A Gallery of Ghosts: Halsey’s The Great Impersonator Honors the Icons and Identities She’s Inhabited
We’ve seen many iterations of Halsey across their career.
She appeared on the music scene as a mermaid-blue-haired 20-year-old, rising to popularity in the age of Tumblr-core and alt-pop with Room 93 and Badlands. She became a household name thanks to the mass success of Closer in 2016. She became the subject of unnecessary tabloid scrutiny for her relationships and open criticism of the music industry, as reflected in Manic. She battled health challenges for years, and became a mother and a business owner.
She’s been a chameleon, morphing in the public eye for a decade and hiding their heaviest moments from the outside world.
Then everything came crashing down when she received a life-threatening medical diagnosis. Faced with their own mortality, Halsey channelled fear, regret, and remembrance for the life she’s lived in the most brutally therapeutic way she could – creating an album, The Great Impersonator. Released on 25 October, the album simultaneously feels like a memorialisation for each iteration of themselves and like a gut-wrenching, uncertain homage to each life that has influenced theirs. Multidimensional, ever-fluxing, and utterly defenceless, The Great Impersonator is an incredibly executed, tangibly existential ultimatum in album form. It’s heavy, it’s honest, and it’s laced with the fragility of living with the uncertainty of your own mortality.
Perhaps the most impressive thing about The Great Impersonator is its dedication to recognizing how powerful music is as an art form. The album roll-out has been coupled with photographic impersonations of some of the most recognizable figures from Rumours-era Stevie Nicks and Toxic Britney Spears, to Marilyn Monroe and Bruce Springsteen paired with every single track on the album. The vinyl records were designed with interchangeable face inserts so variant collectors could intermix Halsey bodies and faces – or leave the face blank and just display a mirror insert. There isn’t a single song written for radio play, there’s been no promo tour – there have only been last-minute pop-up performances in intimate venues where Halsey can make the best connection with those who have respected her as an artist after the music industry chewed her up and spit her out.
Strangely enough, the album opener Only Girl in LA feels like a conclusive summary of The Great Impersonator rather than an introduction. Flipping pages through Halsey’s past and stripping away their identity along the way, she battles between sinking into contempt for a life in the spotlight and drowning in anonymity: “Well, I’m the only girl alive in L.A. County/I’ve never known a day of peace/I wake up every day and wish that I was different/I look around and it’s just me.” A sprawling six minutes and fourteen seconds in length and bursting at the lyrical seams, this soft-rock track breaks the expectations for what we know as a Halsey Album from the very beginning.
Halsey’s identity morphs and blurs with those of their sonic inspirations across the project, with certain tracks like I Believe in Magic and The End emerging as perhaps the most revealing moments on the record as she gets vulnerable about motherhood and medical battles. Other tracks like Lonely is the Muse and Lucky become so sonically intertwined as impersonations of Evanescence and Britney Spears respectively that their narratives about abandonment and exploitation deceive the more passive of listeners. This is the trick of The Great Impersonator – it gives glimpses into Halsey’s personal battles without giving concrete answers about anything.
There are artistic nuances across the album as well; Halsey’s son appears in the backing track of I Believe in Magic, offering a glimpse into the little joys in their life together. But it’s paired with the haunting reappearance of that child’s voice in the final of three Letter[s] to God (1998) where she cries out, “And I dont ever wanna leave him, but I dont think its my choice/So, I’m basking in these moments where I feel a shred of joy.” The three Letter to God tracks are a trove to unpack on their own, varying widely in genre and execution, but with each connecting on the shared lyric “Please, God/I dont wanna be sick/But I don’t wanna hurt so get it over with quick.”

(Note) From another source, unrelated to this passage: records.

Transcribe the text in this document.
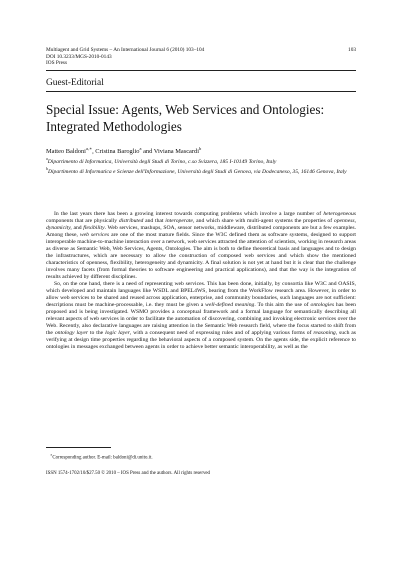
Multiagent and Grid Systems – An International Journal 6 (2010) 103–104
DOI 10.3233/MGS-2010-0143
IOS Press
103
Guest-Editorial
Special Issue: Agents, Web Services and Ontologies: Integrated Methodologies
Matteo Baldoni$^{a,∗}$, Cristina Baroglio$^a$ and Viviana Mascardi$^b$
$^a$Dipartimento di Informatica, Università degli Studi di Torino, c.so Svizzera, 185 I-10149 Torino, Italy
$^b$Dipartimento di Informatica e Scienze dell'Informazione, Università degli Studi di Genova, via Dodecaneso, 35, 16146 Genova, Italy

In the last years there has been a growing interest towards computing problems which involve a large number of heterogeneous components that are physically distributed and that interoperate, and which share with multi-agent systems the properties of openness, dynamicity, and flexibility. Web services, mashups, SOA, sensor networks, middleware, distributed components are but a few examples. Among these, web services are one of the most mature fields. Since the W3C defined them as software systems, designed to support interoperable machine-to-machine interaction over a network, web services attracted the attention of scientists, working in research areas as diverse as Semantic Web, Web Services, Agents, Ontologies. The aim is both to define theoretical basis and languages and to design the infrastructures, which are necessary to allow the construction of composed web services and which show the mentioned characteristics of openness, flexibility, heterogeneity and dynamicity. A final solution is not yet at hand but it is clear that the challenge involves many facets (from formal theories to software engineering and practical applications), and that the way is the integration of results achieved by different disciplines.

So, on the one hand, there is a need of representing web services. This has been done, initially, by consortia like W3C and OASIS, which developed and maintain languages like WSDL and BPEL4WS, bearing from the WorkFlow research area. However, in order to allow web services to be shared and reused across application, enterprise, and community boundaries, such languages are not sufficient: descriptions must be machine-processable, i.e. they must be given a well-defined meaning. To this aim the use of ontologies has been proposed and is being investigated. WSMO provides a conceptual framework and a formal language for semantically describing all relevant aspects of web services in order to facilitate the automation of discovering, combining and invoking electronic services over the Web. Recently, also declarative languages are raising attention in the Semantic Web research field, where the focus started to shift from the ontology layer to the logic layer, with a consequent need of expressing rules and of applying various forms of reasoning, such as verifying at design time properties regarding the behavioral aspects of a composed system. On the agents side, the explicit reference to ontologies in messages exchanged between agents in order to achieve better semantic interoperability, as well as the

∗Corresponding author. E-mail: baldoni@di.unito.it.
ISSN 1574-1702/10/$27.50 © 2010 – IOS Press and the authors. All rights reserved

The B-side of the album takes the hurt from the A-side and turns it darker, more melancholy. The Arsonist is laced with tarnishing abandonment while Life of the Spider (Draft) is so heavy with regret for an uncertain future that it cant even make it out of draft form – but this lends a vulnerability to the performance that wouldnt otherwise be palpable on the album. Life of the Spider (Draft) walks a fine line between heartbreaking and terrifying, as Halseys raw vocal soars through lines like “Im nothing but legs, they used to say/Im nothing but skin and bones these days/You dangle me high over the drain and tell me I’m lucky you don’t drop me there” and “I’m the shadow on the tile/I came for shelter from the cold/And I’d thought I’d stay a while I’m only small, I’m only weak/And you jump at the sight of me/You’ll kill me when I least expect it God, how could I even think of daring to exist?”
The back half of the album undeniably holds some of the most ambitious, most agonizing music of Halsey’s discography: I Never Loved You is simple but brutal, Darwinism is crushingly existential, and the title track itself closes the album with Halsey exposing every exploitative detail of her story. As she signs off, she poses one last question, letting her final word be this: “Does the story die with its narrator?”